Re: Guerilla Internet Service Providers (fwd)
At 10:54 AM 1/4/96 -0800, you wrote:
At 11:43 1/4/96 -0600, Jason Rentz wrote:
Previous exchanges deleted...
With a tightly focused beam (light is easy, I don't know about lower frequencies), you can prevent interception except by very obvious physical devices. (e.g. Someone in a cherry picker truck.) You may be able to avoid the need to encrypt the link (and all the paranoia about key management, advances in factoring etc. that that implies.)
Bill
The problem with this comes when you start creating links between much taller buildings like in San Fran. Any give building over 30 stories might sway a foot or so at any given time. Combine that with the other building and you might get a few feet of movement. (movement not including during an earthquake) :)
(1) No single communication technology is appropriate for every problem.
(2) A technical fix could include having the receiver send steering orders to the transmitter. This solution would, of course, be a long way from the low tech scavenged lens and 1/2 meter cardboard mailing tube technology I was thinking of.

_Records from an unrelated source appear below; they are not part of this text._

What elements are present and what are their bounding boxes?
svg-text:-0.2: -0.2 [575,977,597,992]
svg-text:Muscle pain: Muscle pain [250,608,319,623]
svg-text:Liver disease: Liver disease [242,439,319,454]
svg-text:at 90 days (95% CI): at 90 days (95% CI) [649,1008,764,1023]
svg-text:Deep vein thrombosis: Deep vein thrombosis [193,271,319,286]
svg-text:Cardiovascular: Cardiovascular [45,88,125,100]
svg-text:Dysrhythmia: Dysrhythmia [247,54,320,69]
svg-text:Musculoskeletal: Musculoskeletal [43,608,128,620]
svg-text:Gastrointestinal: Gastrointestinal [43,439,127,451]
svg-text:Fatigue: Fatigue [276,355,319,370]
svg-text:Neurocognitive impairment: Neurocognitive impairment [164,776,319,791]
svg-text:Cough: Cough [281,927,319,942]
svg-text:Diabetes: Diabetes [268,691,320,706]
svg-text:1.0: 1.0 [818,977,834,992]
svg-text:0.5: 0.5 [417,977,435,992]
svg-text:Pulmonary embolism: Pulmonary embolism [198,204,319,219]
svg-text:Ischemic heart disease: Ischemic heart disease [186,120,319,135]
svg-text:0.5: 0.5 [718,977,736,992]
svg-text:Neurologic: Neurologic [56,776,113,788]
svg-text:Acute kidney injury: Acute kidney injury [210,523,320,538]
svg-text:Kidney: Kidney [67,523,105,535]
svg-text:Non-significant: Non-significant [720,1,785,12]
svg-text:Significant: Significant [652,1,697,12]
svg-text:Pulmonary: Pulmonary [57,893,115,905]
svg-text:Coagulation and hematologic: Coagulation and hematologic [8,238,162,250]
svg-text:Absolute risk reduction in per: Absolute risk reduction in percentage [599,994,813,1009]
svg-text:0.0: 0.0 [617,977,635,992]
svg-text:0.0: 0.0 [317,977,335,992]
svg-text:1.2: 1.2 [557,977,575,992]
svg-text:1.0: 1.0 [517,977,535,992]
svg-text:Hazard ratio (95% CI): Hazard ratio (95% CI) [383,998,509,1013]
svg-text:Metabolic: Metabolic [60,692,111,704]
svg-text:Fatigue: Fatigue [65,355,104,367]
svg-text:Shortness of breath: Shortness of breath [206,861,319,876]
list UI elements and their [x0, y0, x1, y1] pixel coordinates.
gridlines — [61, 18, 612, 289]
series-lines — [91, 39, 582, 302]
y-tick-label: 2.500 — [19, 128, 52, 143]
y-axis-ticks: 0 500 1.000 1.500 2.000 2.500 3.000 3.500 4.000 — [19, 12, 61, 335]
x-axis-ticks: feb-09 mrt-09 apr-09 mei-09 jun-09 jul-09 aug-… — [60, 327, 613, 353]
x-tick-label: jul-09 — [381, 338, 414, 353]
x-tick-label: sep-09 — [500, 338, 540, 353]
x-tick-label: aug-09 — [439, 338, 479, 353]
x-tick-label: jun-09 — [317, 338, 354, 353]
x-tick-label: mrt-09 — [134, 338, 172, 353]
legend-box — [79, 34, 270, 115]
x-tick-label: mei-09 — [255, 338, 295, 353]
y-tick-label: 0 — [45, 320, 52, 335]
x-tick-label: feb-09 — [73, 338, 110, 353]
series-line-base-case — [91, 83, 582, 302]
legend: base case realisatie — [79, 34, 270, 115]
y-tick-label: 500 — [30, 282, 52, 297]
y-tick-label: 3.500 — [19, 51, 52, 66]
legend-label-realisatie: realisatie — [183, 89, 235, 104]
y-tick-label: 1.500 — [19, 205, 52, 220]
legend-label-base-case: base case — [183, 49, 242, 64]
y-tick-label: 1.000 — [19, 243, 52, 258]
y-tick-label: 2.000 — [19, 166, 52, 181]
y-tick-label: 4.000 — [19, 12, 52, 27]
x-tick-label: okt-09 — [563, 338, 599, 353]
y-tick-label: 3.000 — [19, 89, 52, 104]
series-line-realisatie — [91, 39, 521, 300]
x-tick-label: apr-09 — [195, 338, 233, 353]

I think you guys (further up the reply chain) are missing the point. While IR does have stealth advantages in, say, wartime, for routine network usage everyone can be assumed to know where everyone else is, and where all the optical links are, etc. There's no point trying to use link-location secrecy. And presumably, encryption will provide all the message-secrecy/anti-spoofing functions required. Simply ASSUME that the beams can be intercepted (although probably not intentionally cut). That's why we're "cypherpunks," right?!? Secondly, IR beams can be plenty narrow enough to avoid inter-link interference, but at the same time wide enough to avoid beam-steering problems. Note: I'm assuming link distances of under, say 300 meters here. Previously, a point was made about the effects of fog cutting links: Due to scattering, one of the reasons automobile fog lamps are 550 nanometer yellow/orange is to minimize the scattering that shorter wavelengths (400 nm blue, 450 nm green) are more prone to. I would imagine that near IR at, say, 890 nm would be dramatically less sensitive to such scattering. 1400 nm might be even better. Rain might be a different story. But then again, if we're limiting the links to around 300 meters, the total amount of water between "here" and "there" CAN'T be all that great. And in addition, one of the advantages of computer networking over telephone-type networking is that we can "tolerate" (although, not LIKE) the occasional necessity of re-transmitting data. And dynamic re-routing is probably far easier than for real-time telephone-type data.
From the standpoint of computer networking, the main benefit of IR is to cross rights-of-way without permission or trenching (or stringing cables from telephone poles) in urban and suburban areas, allowing data transfer near-fiber speeds. In an urban setting, a single tall building could become a central hub for most of its nearest neighbors. I don't anticipate IR being used "to the home" (especially since residential areas have trees, etc); rather, I would imagine that it would be used to feed the occasional top-of-the-telephone-pole microcell, with very-low-milliwatt (or high microwatt) RF going the last 100 meters or so to the home. This would allow a non-phoneco, non-cableco company to offer bidirectional networking in an entire residential area with an absolute minimum of costs/rights aquisition.